These 4 weeks are very challenging. In my very first week of coding period I implemented LSMR
solver. For implementing I have gone through different research paper and implementation in SciPy for understanding the algorithm and how that works. As I have been reading about the matrix solvers from mid of community bonding period, I am confident that algorithm will work well. But this not happend, performance comparision of CuPy LSMR
(that I implemented) and SciPy LSMR
shows that CuPy implementation is taking much more time (around 10-20 fold) to converge to solution.
Intro to Nsight Systems
After discussing this problem with mentors they told me that reason for this problem is that the algorithm is calling the cupy kernel like crazy. They advised me to profile my code using NVIDIA Nsight Systems.
And Nsight Systems help me a lot to inderstand the kernel calls (it takes me around 2 days to learn how use this). This tools produces the timeline of each process and calls made during execution of program. Following is my first ever CPU and GPU profile of any program on Nsight System.
Using Raw Kernels to reduce kernel calls
Looking at he problem mentors suggested me to use raw kernels to overcome and reduce the number of kernel calls made during the execution.

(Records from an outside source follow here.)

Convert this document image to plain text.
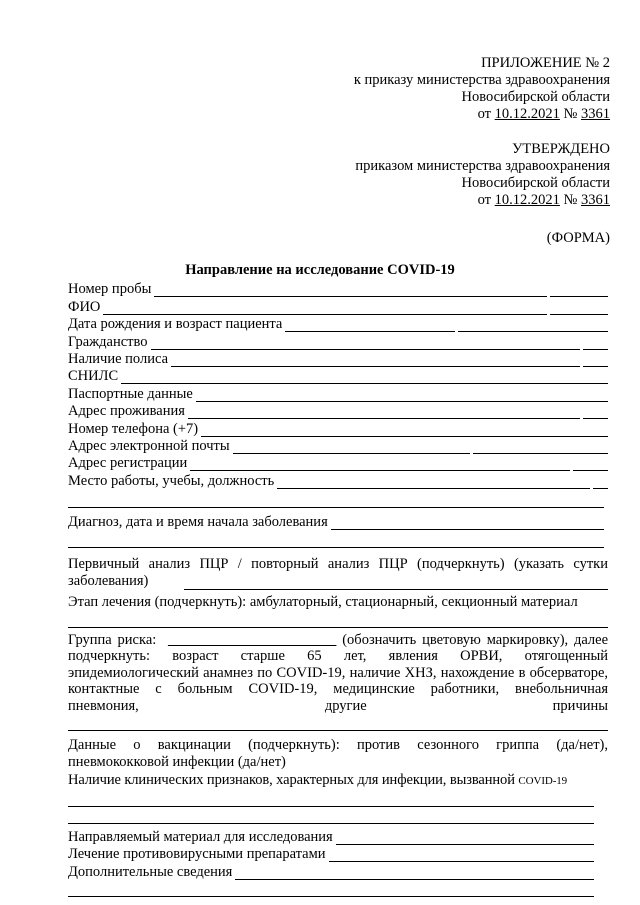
ПРИЛОЖЕНИЕ № 2
к приказу министерства здравоохранения
Новосибирской области
от 10.12.2021 № 3361
УТВЕРЖДЕНО
приказом министерства здравоохранения
Новосибирской области
от 10.12.2021 № 3361
(ФОРМА)
Направление на исследование COVID-19
Номер пробы
ФИО
Дата рождения и возраст пациента
Гражданство
Наличие полиса
СНИЛС
Паспортные данные
Адрес проживания
Номер телефона (+7)
Адрес электронной почты
Адрес регистрации
Место работы, учебы, должность
Диагноз, дата и время начала заболевания
Первичный анализ ПЦР / повторный анализ ПЦР (подчеркнуть) (указать сутки заболевания)
Этап лечения (подчеркнуть): амбулаторный, стационарный, секционный материал
Группа риска:	(обозначить цветовую маркировку), далее подчеркнуть: возраст старше 65 лет, явления ОРВИ, отягощенный эпидемиологический анамнез по COVID-19, наличие ХНЗ, нахождение в обсерваторе, контактные с больным COVID-19, медицинские работники, внебольничная пневмония, другие причины
Данные о вакцинации (подчеркнуть): против сезонного гриппа (да/нет), пневмококковой инфекции (да/нет)
Наличие клинических признаков, характерных для инфекции, вызванной COVID-19
Направляемый материал для исследования
Лечение противовирусными препаратами
Дополнительные сведения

But before that I tried implementing the Givens rotation from the CUDA source into CuPy (my implementation) and use that rotation in my implementation of LSMR. But doing so I got no improvement in performance.
As our main aim was to reduce the number of kernel calls. But problem that I faced was to select which way should I use to merge the individual kernel calls one way is to compute only matrix-vector multiplication and vector arithmetic on GPU, and do the scalar arithmetic on the host with syncing the results of the GPU computation earlier. And other is to write raw kernels for several operation to merge them to single kernel call. My mentor suggested that the former one will be easy to implement but might not have very good performance. So I chose latter (as this was also suggested previously so I was already working on this method).
Change in plan
All this goes for around 2 weeks from beginning of the coding period and I have not done any thing special till now. So my mentor advised me to try simple thing from my proposed work so I don’t feel stuck at a point. I followed what was advised to me, I planned to work simultaneously on implementing the linear algebra routine and add distributions to the new Generator.

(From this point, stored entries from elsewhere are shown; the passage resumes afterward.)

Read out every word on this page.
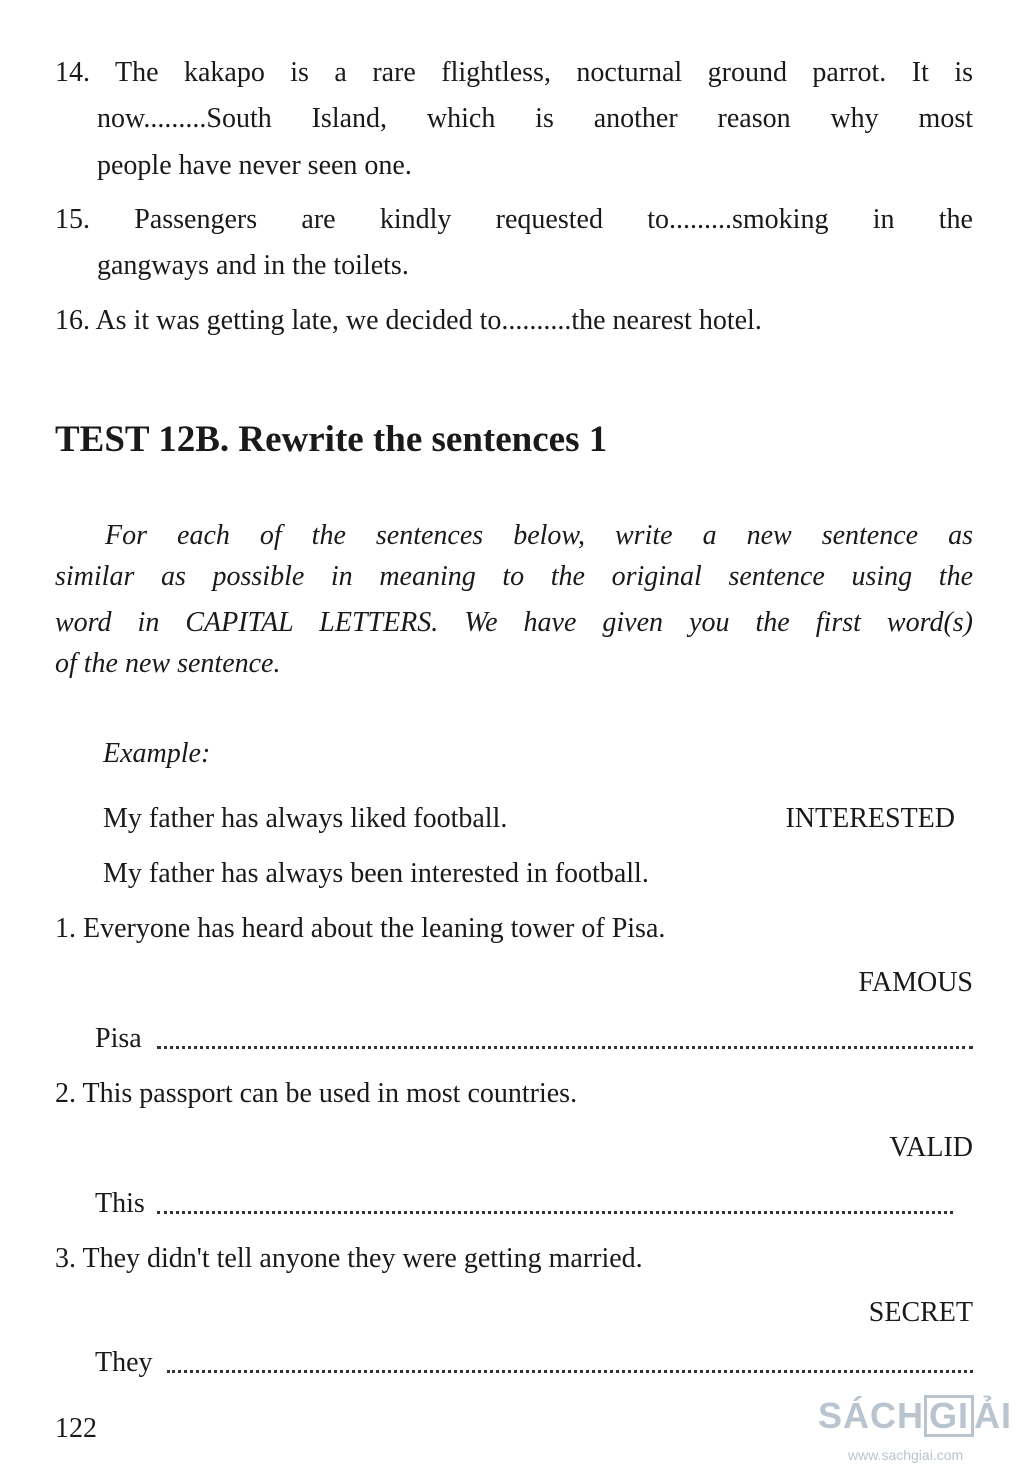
14. The kakapo is a rare flightless, nocturnal ground parrot. It is
now.........South Island, which is another reason why most
people have never seen one.
15. Passengers are kindly requested to.........smoking in the
gangways and in the toilets.
16. As it was getting late, we decided to..........the nearest hotel.
TEST 12B. Rewrite the sentences 1
For each of the sentences below, write a new sentence as
similar as possible in meaning to the original sentence using the
word in CAPITAL LETTERS. We have given you the first word(s)
of the new sentence.
Example:
My father has always liked football.	INTERESTED
My father has always been interested in football.
1. Everyone has heard about the leaning tower of Pisa.
FAMOUS
Pisa
2. This passport can be used in most countries.
VALID
This
3. They didn't tell anyone they were getting married.
SECRET
They
122	SÁCH GI ẢI
www.sachgiai.com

After all that to refresh my mind I had taken 1 day break. I planned to implemented binomial distribution for new random number Generator and also try to implement the raw kernel. I thought to start with writing raw kernels. From different ways to write raw kernel in cupy I used cupy.fuse
which is easiest ways to define custom kernel in python. So I come up with the following implementation but I have some error in this implementation. I discussed this with mentors and they told me that cupy.fuse
has some limitation, cupy fuse is only ok when having several elementwise kernels fused together, but when we mix different shapes this will give no improvement in performance. In the mean time I also implemented my second solver for linear system MINRES but has same error as they both make large number of individual kernel calls.

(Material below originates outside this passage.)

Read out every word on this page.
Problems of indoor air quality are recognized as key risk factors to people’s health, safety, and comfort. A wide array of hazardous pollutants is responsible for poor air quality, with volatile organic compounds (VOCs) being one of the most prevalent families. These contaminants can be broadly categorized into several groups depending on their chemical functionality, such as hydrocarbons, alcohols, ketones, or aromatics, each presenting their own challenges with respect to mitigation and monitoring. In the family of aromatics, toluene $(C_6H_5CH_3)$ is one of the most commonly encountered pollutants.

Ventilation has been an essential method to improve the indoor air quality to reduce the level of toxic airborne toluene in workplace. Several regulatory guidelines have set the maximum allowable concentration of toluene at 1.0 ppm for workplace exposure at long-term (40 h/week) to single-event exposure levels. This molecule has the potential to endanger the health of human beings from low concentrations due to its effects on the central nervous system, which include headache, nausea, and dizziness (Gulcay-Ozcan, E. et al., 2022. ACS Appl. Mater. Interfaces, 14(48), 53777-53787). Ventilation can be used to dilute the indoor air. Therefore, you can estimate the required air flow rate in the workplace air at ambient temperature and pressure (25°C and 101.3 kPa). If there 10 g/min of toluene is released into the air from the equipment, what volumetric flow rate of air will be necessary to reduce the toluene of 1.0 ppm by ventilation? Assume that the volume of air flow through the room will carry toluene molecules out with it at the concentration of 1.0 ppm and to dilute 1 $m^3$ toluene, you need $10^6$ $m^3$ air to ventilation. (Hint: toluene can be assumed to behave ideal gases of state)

Following is the statistics for CUDA API calls and Kernel calls:
I implemented binomial distribution, but things are not going well for me. Due to some urgent personal reason I was not able to work for a week and I informed about this to my mentor and he understood my situation. As soon as I came back, I started adding tests for the binomial distribution that I added before the break. But still, the problem of the solver was not solved yet, will try to finish that before next blog.